Once Art is taken care of, Suzanne, one of the nurses, sees me and slaloms through stretchers toward me. “Jen, you really shouldn’t leave this lying around,” she scolds, and handed me back my prescription pad. When I was an intern, a homeless patient stole my friend’s prescription pad. He filled it out himself and turned it in to the pharmacist. On it was written: Mofeen, one pound.

“Jenny, what do I do after I suffocate it?” the medical student calls from one of the corner booths. I go in. A cockroach had crawled into a woman’s ear while she was napping in her apartment and she came in to the E.R. because it hadn’t left yet. Evidently, it thought there was a nice home to be had in that warm furry hallway, and ventured in. There, to its roachy dismay, it found no home, certainly no room for the rest of the family, and worst of all, no room to turn around to leave.
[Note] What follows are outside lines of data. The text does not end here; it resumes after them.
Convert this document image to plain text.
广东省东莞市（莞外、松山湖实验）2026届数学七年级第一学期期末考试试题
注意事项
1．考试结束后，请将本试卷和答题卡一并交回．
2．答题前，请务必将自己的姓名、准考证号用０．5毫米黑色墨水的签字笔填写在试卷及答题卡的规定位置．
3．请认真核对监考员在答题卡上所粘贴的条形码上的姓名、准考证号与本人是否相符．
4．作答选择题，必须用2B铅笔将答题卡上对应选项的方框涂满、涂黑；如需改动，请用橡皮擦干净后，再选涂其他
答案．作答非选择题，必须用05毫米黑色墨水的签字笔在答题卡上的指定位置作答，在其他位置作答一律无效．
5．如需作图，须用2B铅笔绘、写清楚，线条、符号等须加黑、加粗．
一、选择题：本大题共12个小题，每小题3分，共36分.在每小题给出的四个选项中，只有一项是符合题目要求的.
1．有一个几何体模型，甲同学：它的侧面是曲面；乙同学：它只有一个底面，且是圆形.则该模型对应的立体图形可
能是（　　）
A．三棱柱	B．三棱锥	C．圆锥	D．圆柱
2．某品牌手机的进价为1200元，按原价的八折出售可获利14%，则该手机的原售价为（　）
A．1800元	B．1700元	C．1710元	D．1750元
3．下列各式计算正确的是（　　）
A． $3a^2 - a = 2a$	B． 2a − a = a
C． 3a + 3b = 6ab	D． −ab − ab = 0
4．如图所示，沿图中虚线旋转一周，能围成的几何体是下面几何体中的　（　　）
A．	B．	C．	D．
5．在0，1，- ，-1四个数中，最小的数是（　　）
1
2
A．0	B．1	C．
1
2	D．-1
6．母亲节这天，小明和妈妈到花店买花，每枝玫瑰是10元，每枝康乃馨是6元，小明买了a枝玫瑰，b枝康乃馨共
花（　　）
Cockroaches evidently don’t have “reverse.” They also don’t have very big brains, so they bang against, bang against, bang against the eardrum, each time forgetting about that whole eardrum thing.

The first step in the solution is to drip mineral oil into the ear canal to suffocate the bug. That takes care of that irritating battering-ram sensation. Once the creature is dead and still, you can irrigate it out with a water jet from a catheter. Frequently you have to resort of plucking it out with skinny skinny long tweezers. I plucked and plucked, but kept getting pieces of bug, no intact creature. By the number of legs I pulled out, I determined it must have been a billipede.

The cockroach was in that big roach motel in the sky and I was walking down the hall to the bathroom when I recognized a little boy going into the pediatric emergency room. I had taken care of him three days ago for the same asthma that be-wheezed him now.

“Day-SHON,” I called, squatting down. This kid is so frigging cute. He turned and saw me, then spread his little arms and ran toward me. Happiest moment of my night. When I swooped him up saying, “I am SO happy to see you,” he leaned forward and smashed his soaking-wet snotty little mouth right on mine, making a loud kissing noise. His mom stood by and laughed. 

Finally, I walked outside to get a soda from the snack truck. Mohammed, God bless him, had ONE ginger beer left and he had hidden it in the depths of the ice pit for me.